About the same time the rain was tapering off in the Phoenix area thunderstorms erupted over southern Nevada northeast of Las Vegas in northeast Clark County. More than 4 inches of rain was recorded in some locations. Flooding damaged some homes in the small town of Moapa 50 miles northeast Las Vegas just off Interstate 15, forced the evacuation of an Indian reservation and sent torrents of water across Interstate 15. Much of this rain fell in only a two-hour period, pushing the Virgin River to near-flood stage.

Multi-sensor precipitation estimate for southern Nevada for the 24-hour period ending the morning of September 9.
Source:  NOAA Advanced Hydrologic Prediction Service

Here is a video showing some of the flooding on Interstate 15 on Monday.

The heavy rain story isn't over yet. Heavy rain is falling tonight along a stationary front draped across the Midwest, More than 3 inches of rain has already been reported in Iowa and northern Missouri, and flash flood warnings and watches are in effect for a large portion of the Midwest.

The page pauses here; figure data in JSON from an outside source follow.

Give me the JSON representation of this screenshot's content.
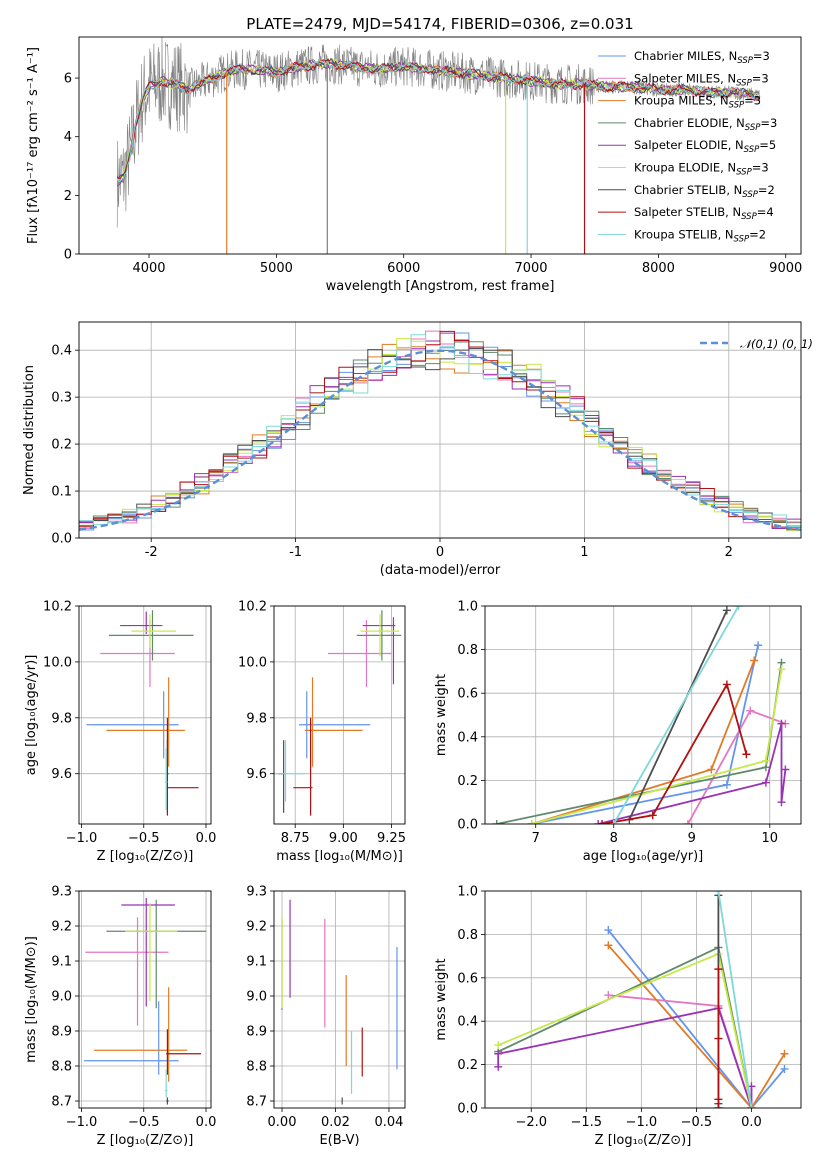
{
  "figure": {
    "title": "PLATE=2479, MJD=54174, FIBERID=0306, z=0.031"
  },
  "legend_entries": [
    {
      "name": "Chabrier MILES",
      "sub": "SSP",
      "n": "3",
      "color": "#6495ed"
    },
    {
      "name": "Salpeter MILES",
      "sub": "SSP",
      "n": "3",
      "color": "#e377c2"
    },
    {
      "name": "Kroupa MILES",
      "sub": "SSP",
      "n": "3",
      "color": "#e07b28"
    },
    {
      "name": "Chabrier ELODIE",
      "sub": "SSP",
      "n": "3",
      "color": "#5f8a6b"
    },
    {
      "name": "Salpeter ELODIE",
      "sub": "SSP",
      "n": "5",
      "color": "#9a32b5"
    },
    {
      "name": "Kroupa ELODIE",
      "sub": "SSP",
      "n": "3",
      "color": "#c7e84a"
    },
    {
      "name": "Chabrier STELIB",
      "sub": "SSP",
      "n": "2",
      "color": "#4d4d4d"
    },
    {
      "name": "Salpeter STELIB",
      "sub": "SSP",
      "n": "4",
      "color": "#b01010"
    },
    {
      "name": "Kroupa STELIB",
      "sub": "SSP",
      "n": "2",
      "color": "#7fd8d8"
    }
  ],
  "chart_data": [
    {
      "id": "spectrum",
      "type": "line",
      "xlabel": "wavelength [Angstrom, rest frame]",
      "ylabel": "Flux [fλ10⁻¹⁷ erg cm⁻² s⁻¹ A⁻¹]",
      "xlim": [
        3450,
        9120
      ],
      "ylim": [
        0,
        7.4
      ],
      "xticks": [
        4000,
        5000,
        6000,
        7000,
        8000,
        9000
      ],
      "yticks": [
        0,
        2,
        4,
        6
      ],
      "data_color": "#808080",
      "series_x": [
        3750,
        3800,
        3850,
        3900,
        3950,
        4000,
        4100,
        4200,
        4300,
        4400,
        4500,
        4600,
        4700,
        4800,
        4900,
        5000,
        5200,
        5400,
        5600,
        5800,
        6000,
        6200,
        6400,
        6600,
        6800,
        7000,
        7200,
        7400,
        7600,
        7800,
        8000,
        8200,
        8400,
        8600,
        8800
      ],
      "series_y": [
        2.5,
        2.6,
        3.4,
        4.5,
        5.3,
        5.7,
        5.9,
        5.8,
        5.6,
        5.8,
        6.0,
        6.2,
        6.3,
        6.3,
        6.25,
        6.2,
        6.4,
        6.5,
        6.4,
        6.3,
        6.4,
        6.3,
        6.2,
        6.1,
        6.0,
        5.9,
        5.8,
        5.8,
        5.7,
        5.7,
        5.6,
        5.6,
        5.5,
        5.5,
        5.4
      ],
      "absorption_spikes": [
        {
          "x": 4610,
          "color": "#e07b28"
        },
        {
          "x": 6800,
          "color": "#c7e84a"
        },
        {
          "x": 6970,
          "color": "#7fd8d8"
        },
        {
          "x": 7420,
          "color": "#b01010"
        },
        {
          "x": 5400,
          "color": "#808080"
        }
      ]
    },
    {
      "id": "residual_histogram",
      "type": "histogram",
      "xlabel": "(data-model)/error",
      "ylabel": "Normed distribution",
      "xlim": [
        -2.5,
        2.5
      ],
      "ylim": [
        0,
        0.46
      ],
      "xticks": [
        -2,
        -1,
        0,
        1,
        2
      ],
      "yticks": [
        0.0,
        0.1,
        0.2,
        0.3,
        0.4
      ],
      "bin_width": 0.1,
      "reference": {
        "label": "𝒩(0,1)",
        "color": "#5b8fd6"
      }
    },
    {
      "id": "age_vs_Z",
      "type": "errorbar",
      "xlabel": "Z [log₁₀(Z/Z⊙)]",
      "ylabel": "age  [log₁₀(age/yr)]",
      "xlim": [
        -1.02,
        0.04
      ],
      "ylim": [
        9.42,
        10.2
      ],
      "xticks": [
        -1.0,
        -0.5,
        0.0
      ],
      "yticks": [
        9.6,
        9.8,
        10.0,
        10.2
      ],
      "points": [
        {
          "x": -0.34,
          "xe": [
            0.62,
            0.12
          ],
          "y": 9.775,
          "ye": [
            0.12,
            0.12
          ],
          "color": "#6495ed"
        },
        {
          "x": -0.45,
          "xe": [
            0.4,
            0.2
          ],
          "y": 10.03,
          "ye": [
            0.12,
            0.12
          ],
          "color": "#e377c2"
        },
        {
          "x": -0.3,
          "xe": [
            0.5,
            0.13
          ],
          "y": 9.755,
          "ye": [
            0.13,
            0.19
          ],
          "color": "#e07b28"
        },
        {
          "x": -0.43,
          "xe": [
            0.35,
            0.33
          ],
          "y": 10.095,
          "ye": [
            0.09,
            0.09
          ],
          "color": "#5f8a6b"
        },
        {
          "x": -0.48,
          "xe": [
            0.21,
            0.13
          ],
          "y": 10.13,
          "ye": [
            0.03,
            0.05
          ],
          "color": "#9a32b5"
        },
        {
          "x": -0.45,
          "xe": [
            0.15,
            0.21
          ],
          "y": 10.11,
          "ye": [
            0.06,
            0.06
          ],
          "color": "#c7e84a"
        },
        {
          "x": -0.31,
          "xe": [
            0.01,
            0.01
          ],
          "y": 9.6,
          "ye": [
            0.14,
            0.12
          ],
          "color": "#4d4d4d"
        },
        {
          "x": -0.31,
          "xe": [
            0.01,
            0.25
          ],
          "y": 9.55,
          "ye": [
            0.1,
            0.25
          ],
          "color": "#b01010"
        },
        {
          "x": -0.32,
          "xe": [
            0.01,
            0.01
          ],
          "y": 9.57,
          "ye": [
            0.1,
            0.12
          ],
          "color": "#7fd8d8"
        }
      ]
    },
    {
      "id": "age_vs_mass",
      "type": "errorbar",
      "xlabel": "mass [log₁₀(M/M⊙)]",
      "ylabel": "",
      "xlim": [
        8.64,
        9.32
      ],
      "ylim": [
        9.42,
        10.2
      ],
      "xticks": [
        8.75,
        9.0,
        9.25
      ],
      "yticks": [
        9.6,
        9.8,
        10.0,
        10.2
      ],
      "points": [
        {
          "x": 8.81,
          "xe": [
            0.04,
            0.33
          ],
          "y": 9.775,
          "ye": [
            0.12,
            0.12
          ],
          "color": "#6495ed"
        },
        {
          "x": 9.12,
          "xe": [
            0.2,
            0.13
          ],
          "y": 10.03,
          "ye": [
            0.12,
            0.12
          ],
          "color": "#e377c2"
        },
        {
          "x": 8.84,
          "xe": [
            0.04,
            0.26
          ],
          "y": 9.755,
          "ye": [
            0.13,
            0.19
          ],
          "color": "#e07b28"
        },
        {
          "x": 9.2,
          "xe": [
            0.13,
            0.1
          ],
          "y": 10.095,
          "ye": [
            0.09,
            0.09
          ],
          "color": "#5f8a6b"
        },
        {
          "x": 9.26,
          "xe": [
            0.16,
            0.01
          ],
          "y": 10.13,
          "ye": [
            0.21,
            0.03
          ],
          "color": "#9a32b5"
        },
        {
          "x": 9.19,
          "xe": [
            0.1,
            0.1
          ],
          "y": 10.11,
          "ye": [
            0.09,
            0.06
          ],
          "color": "#c7e84a"
        },
        {
          "x": 8.69,
          "xe": [
            0.03,
            0.01
          ],
          "y": 9.6,
          "ye": [
            0.14,
            0.12
          ],
          "color": "#4d4d4d"
        },
        {
          "x": 8.83,
          "xe": [
            0.09,
            0.01
          ],
          "y": 9.55,
          "ye": [
            0.1,
            0.25
          ],
          "color": "#b01010"
        },
        {
          "x": 8.7,
          "xe": [
            0.08,
            0.1
          ],
          "y": 9.6,
          "ye": [
            0.1,
            0.12
          ],
          "color": "#7fd8d8"
        }
      ]
    },
    {
      "id": "weight_vs_age",
      "type": "line",
      "xlabel": "age  [log₁₀(age/yr)]",
      "ylabel": "mass weight",
      "xlim": [
        6.35,
        10.4
      ],
      "ylim": [
        0,
        1
      ],
      "xticks": [
        7,
        8,
        9,
        10
      ],
      "yticks": [
        0.0,
        0.2,
        0.4,
        0.6,
        0.8,
        1.0
      ],
      "series": [
        {
          "x": [
            6.95,
            9.45,
            9.85
          ],
          "y": [
            0.0,
            0.18,
            0.82
          ],
          "color": "#6495ed"
        },
        {
          "x": [
            8.95,
            9.75,
            10.2
          ],
          "y": [
            0.0,
            0.52,
            0.46
          ],
          "color": "#e377c2"
        },
        {
          "x": [
            6.95,
            9.25,
            9.8
          ],
          "y": [
            0.0,
            0.25,
            0.75
          ],
          "color": "#e07b28"
        },
        {
          "x": [
            6.5,
            9.95,
            10.15
          ],
          "y": [
            0.0,
            0.26,
            0.74
          ],
          "color": "#5f8a6b"
        },
        {
          "x": [
            7.8,
            9.95,
            10.15,
            10.15,
            10.2
          ],
          "y": [
            0.0,
            0.19,
            0.46,
            0.1,
            0.25
          ],
          "color": "#9a32b5"
        },
        {
          "x": [
            6.95,
            9.95,
            10.15
          ],
          "y": [
            0.0,
            0.29,
            0.71
          ],
          "color": "#c7e84a"
        },
        {
          "x": [
            8.2,
            9.45
          ],
          "y": [
            0.02,
            0.98
          ],
          "color": "#4d4d4d"
        },
        {
          "x": [
            7.85,
            8.5,
            9.45,
            9.7
          ],
          "y": [
            0.0,
            0.04,
            0.64,
            0.32
          ],
          "color": "#b01010"
        },
        {
          "x": [
            8.0,
            9.6
          ],
          "y": [
            0.0,
            1.0
          ],
          "color": "#7fd8d8"
        }
      ]
    },
    {
      "id": "mass_vs_Z",
      "type": "errorbar",
      "xlabel": "Z [log₁₀(Z/Z⊙)]",
      "ylabel": "mass [log₁₀(M/M⊙)]",
      "xlim": [
        -1.02,
        0.04
      ],
      "ylim": [
        8.68,
        9.3
      ],
      "xticks": [
        -1.0,
        -0.5,
        0.0
      ],
      "yticks": [
        8.7,
        8.8,
        8.9,
        9.0,
        9.1,
        9.2,
        9.3
      ],
      "points": [
        {
          "x": -0.38,
          "xe": [
            0.6,
            0.16
          ],
          "y": 8.815,
          "ye": [
            0.04,
            0.17
          ],
          "color": "#6495ed"
        },
        {
          "x": -0.55,
          "xe": [
            0.42,
            0.25
          ],
          "y": 9.125,
          "ye": [
            0.21,
            0.1
          ],
          "color": "#e377c2"
        },
        {
          "x": -0.3,
          "xe": [
            0.6,
            0.15
          ],
          "y": 8.845,
          "ye": [
            0.09,
            0.18
          ],
          "color": "#e07b28"
        },
        {
          "x": -0.4,
          "xe": [
            0.4,
            0.4
          ],
          "y": 9.185,
          "ye": [
            0.22,
            0.09
          ],
          "color": "#5f8a6b"
        },
        {
          "x": -0.48,
          "xe": [
            0.2,
            0.23
          ],
          "y": 9.26,
          "ye": [
            0.29,
            0.02
          ],
          "color": "#9a32b5"
        },
        {
          "x": -0.45,
          "xe": [
            0.2,
            0.22
          ],
          "y": 9.185,
          "ye": [
            0.2,
            0.08
          ],
          "color": "#c7e84a"
        },
        {
          "x": -0.31,
          "xe": [
            0.01,
            0.01
          ],
          "y": 8.7,
          "ye": [
            0.01,
            0.01
          ],
          "color": "#4d4d4d"
        },
        {
          "x": -0.31,
          "xe": [
            0.01,
            0.27
          ],
          "y": 8.835,
          "ye": [
            0.06,
            0.07
          ],
          "color": "#b01010"
        },
        {
          "x": -0.32,
          "xe": [
            0.01,
            0.01
          ],
          "y": 8.73,
          "ye": [
            0.02,
            0.06
          ],
          "color": "#7fd8d8"
        }
      ]
    },
    {
      "id": "mass_vs_EBV",
      "type": "errorbar",
      "xlabel": "E(B-V)",
      "ylabel": "",
      "xlim": [
        -0.003,
        0.046
      ],
      "ylim": [
        8.68,
        9.3
      ],
      "xticks": [
        0.0,
        0.02,
        0.04
      ],
      "yticks": [
        8.7,
        8.8,
        8.9,
        9.0,
        9.1,
        9.2,
        9.3
      ],
      "points": [
        {
          "x": 0.043,
          "xe": [
            0,
            0
          ],
          "y": 8.96,
          "ye": [
            0.17,
            0.18
          ],
          "color": "#6495ed"
        },
        {
          "x": 0.016,
          "xe": [
            0,
            0
          ],
          "y": 9.07,
          "ye": [
            0.16,
            0.15
          ],
          "color": "#e377c2"
        },
        {
          "x": 0.024,
          "xe": [
            0,
            0
          ],
          "y": 8.9,
          "ye": [
            0.1,
            0.16
          ],
          "color": "#e07b28"
        },
        {
          "x": 0.0,
          "xe": [
            0,
            0
          ],
          "y": 9.1,
          "ye": [
            0.14,
            0.12
          ],
          "color": "#5f8a6b"
        },
        {
          "x": 0.003,
          "xe": [
            0,
            0
          ],
          "y": 9.135,
          "ye": [
            0.14,
            0.14
          ],
          "color": "#9a32b5"
        },
        {
          "x": 0.0,
          "xe": [
            0,
            0
          ],
          "y": 9.095,
          "ye": [
            0.13,
            0.13
          ],
          "color": "#c7e84a"
        },
        {
          "x": 0.0225,
          "xe": [
            0,
            0
          ],
          "y": 8.7,
          "ye": [
            0.01,
            0.01
          ],
          "color": "#4d4d4d"
        },
        {
          "x": 0.03,
          "xe": [
            0,
            0
          ],
          "y": 8.84,
          "ye": [
            0.07,
            0.07
          ],
          "color": "#b01010"
        },
        {
          "x": 0.026,
          "xe": [
            0,
            0
          ],
          "y": 8.81,
          "ye": [
            0.09,
            0.09
          ],
          "color": "#7fd8d8"
        }
      ]
    },
    {
      "id": "weight_vs_Z",
      "type": "line",
      "xlabel": "Z [log₁₀(Z/Z⊙)]",
      "ylabel": "mass weight",
      "xlim": [
        -2.42,
        0.45
      ],
      "ylim": [
        0,
        1
      ],
      "xticks": [
        -2.0,
        -1.5,
        -1.0,
        -0.5,
        0.0
      ],
      "yticks": [
        0.0,
        0.2,
        0.4,
        0.6,
        0.8,
        1.0
      ],
      "series": [
        {
          "x": [
            -1.3,
            0.0,
            0.3
          ],
          "y": [
            0.82,
            0.0,
            0.18
          ],
          "color": "#6495ed"
        },
        {
          "x": [
            -1.3,
            -0.3,
            0.0
          ],
          "y": [
            0.52,
            0.47,
            0.0
          ],
          "color": "#e377c2"
        },
        {
          "x": [
            -1.3,
            0.0,
            0.3
          ],
          "y": [
            0.75,
            0.0,
            0.25
          ],
          "color": "#e07b28"
        },
        {
          "x": [
            -2.3,
            -0.3,
            0.0
          ],
          "y": [
            0.26,
            0.74,
            0.0
          ],
          "color": "#5f8a6b"
        },
        {
          "x": [
            -2.3,
            -2.3,
            -0.3,
            0.0,
            0.0
          ],
          "y": [
            0.19,
            0.25,
            0.46,
            0.0,
            0.1
          ],
          "color": "#9a32b5"
        },
        {
          "x": [
            -2.3,
            -0.3,
            0.0
          ],
          "y": [
            0.29,
            0.71,
            0.0
          ],
          "color": "#c7e84a"
        },
        {
          "x": [
            -0.3,
            -0.3
          ],
          "y": [
            0.98,
            0.02
          ],
          "color": "#4d4d4d"
        },
        {
          "x": [
            -0.3,
            -0.3,
            -0.3,
            -0.3
          ],
          "y": [
            0.64,
            0.32,
            0.04,
            0.0
          ],
          "color": "#b01010"
        },
        {
          "x": [
            -0.3,
            0.0
          ],
          "y": [
            1.0,
            0.0
          ],
          "color": "#7fd8d8"
        }
      ]
    }
  ]
}
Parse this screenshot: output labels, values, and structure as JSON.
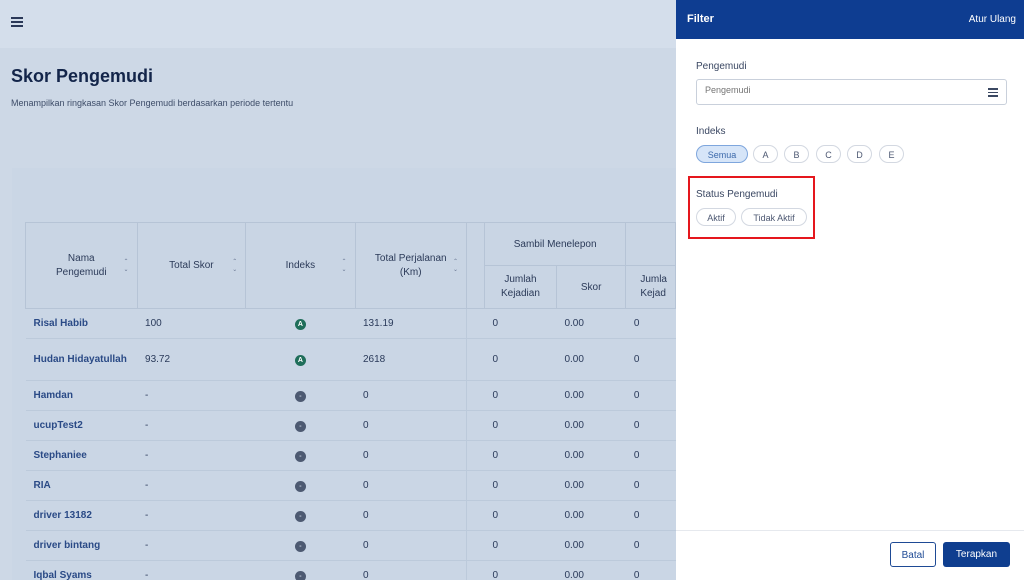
{
  "page": {
    "title": "Skor Pengemudi",
    "subtitle": "Menampilkan ringkasan Skor Pengemudi berdasarkan periode tertentu"
  },
  "table": {
    "headers": {
      "name": "Nama Pengemudi",
      "total_score": "Total Skor",
      "index": "Indeks",
      "total_trip": "Total Perjalanan (Km)",
      "group_phone": "Sambil Menelepon",
      "incidents": "Jumlah Kejadian",
      "score": "Skor",
      "incidents_partial": "Jumla Kejad"
    },
    "rows": [
      {
        "name": "Risal Habib",
        "total_score": "100",
        "index": "A",
        "trip": "131.19",
        "incidents": "0",
        "score": "0.00",
        "next": "0"
      },
      {
        "name": "Hudan Hidayatullah",
        "total_score": "93.72",
        "index": "A",
        "trip": "2618",
        "incidents": "0",
        "score": "0.00",
        "next": "0"
      },
      {
        "name": "Hamdan",
        "total_score": "-",
        "index": "-",
        "trip": "0",
        "incidents": "0",
        "score": "0.00",
        "next": "0"
      },
      {
        "name": "ucupTest2",
        "total_score": "-",
        "index": "-",
        "trip": "0",
        "incidents": "0",
        "score": "0.00",
        "next": "0"
      },
      {
        "name": "Stephaniee",
        "total_score": "-",
        "index": "-",
        "trip": "0",
        "incidents": "0",
        "score": "0.00",
        "next": "0"
      },
      {
        "name": "RIA",
        "total_score": "-",
        "index": "-",
        "trip": "0",
        "incidents": "0",
        "score": "0.00",
        "next": "0"
      },
      {
        "name": "driver 13182",
        "total_score": "-",
        "index": "-",
        "trip": "0",
        "incidents": "0",
        "score": "0.00",
        "next": "0"
      },
      {
        "name": "driver bintang",
        "total_score": "-",
        "index": "-",
        "trip": "0",
        "incidents": "0",
        "score": "0.00",
        "next": "0"
      },
      {
        "name": "Iqbal Syams",
        "total_score": "-",
        "index": "-",
        "trip": "0",
        "incidents": "0",
        "score": "0.00",
        "next": "0"
      }
    ]
  },
  "filter": {
    "title": "Filter",
    "reset": "Atur Ulang",
    "driver_label": "Pengemudi",
    "driver_placeholder": "Pengemudi",
    "index_label": "Indeks",
    "index_options": [
      "Semua",
      "A",
      "B",
      "C",
      "D",
      "E"
    ],
    "index_selected": "Semua",
    "status_label": "Status Pengemudi",
    "status_options": [
      "Aktif",
      "Tidak Aktif"
    ],
    "cancel": "Batal",
    "apply": "Terapkan"
  },
  "colors": {
    "header_bg": "#0e3d91",
    "highlight": "#e5171d",
    "badge_a": "#1f6e5a"
  }
}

Watches, warnings, and advisories in effect as of 11:45 p.m. CDT September 8.

Thursday, September 4, 2014

Heat Bursts Over the High Plains

On early Thursday morning a somewhat rare and unusual phenomenon occurred in the High Plains. A series of heat bursts were observed in western Nebraska and central and southern South Dakota.

A heat burst is a downdraft of very warm and dry air, associated with decaying showers or thunderstorms that usually occurs in the evening or overnight. Heat bursts at the surface are characterized by dramatic rises is temperature, decreases in dew point, and strong gusty winds.

A heat burst develops when rain falls through a very dry layer in the middle levels of the atmosphere. As the rain falls through the layer of very dry air it evaporates. As the water evaporates, the air cools and accelerates toward the surface. Once all of the precipitation has evaporated the air can no longer be cooled by the evaporation process. This dense air continues to accelerate toward the surface but now rapidly warms as it compresses at a rate of 5.5°F per 1000 feet (called the dry adiabatic lapse rate). This downdraft hits the ground and spreads out in a similar fashion to a downburst from a severe thunderstorm.

This is the radar image from Aberdeen, SD shows the decaying showers and thunderstorms over southern South Dakota generally south of Huron (HON).

Last night's heat bursts were captured by a number of automated weather stations in the South Dakota Mesonet and NOAA's Climate Reference Network (CRN).

Temperature, humidity, and wind plots from White Lake, SD showing the heat burst. The temperature at White Lake rose from 73°F to 89°F and the humidity dropped from 92% to 24% all in the span of 25 minutes,
and the peak wind gust was 47 mph..

Temperature, humidity and wind plots for Oacoma, SD showing heat burst.

CRN temperature and humidity data showing heat burst near Harrison, NE.

I experienced the effects of a heat burst in July 1995 while in Scottsdale, AZ attending a meeting. It was in July and the high temperature for the day was 121°F. That night a number of us where sitting around the hotel pool around 11:00 p.m. when the winds picked up and the temperature went from about 102°F to 111°F in a matter of minutes. That heat burst came from a decaying thunderstorm over Phoenix. The effects were a little more dramatic closer to Phoenix and there was some wind damage as well. It was a very odd thing to experience, especially at those temperatures.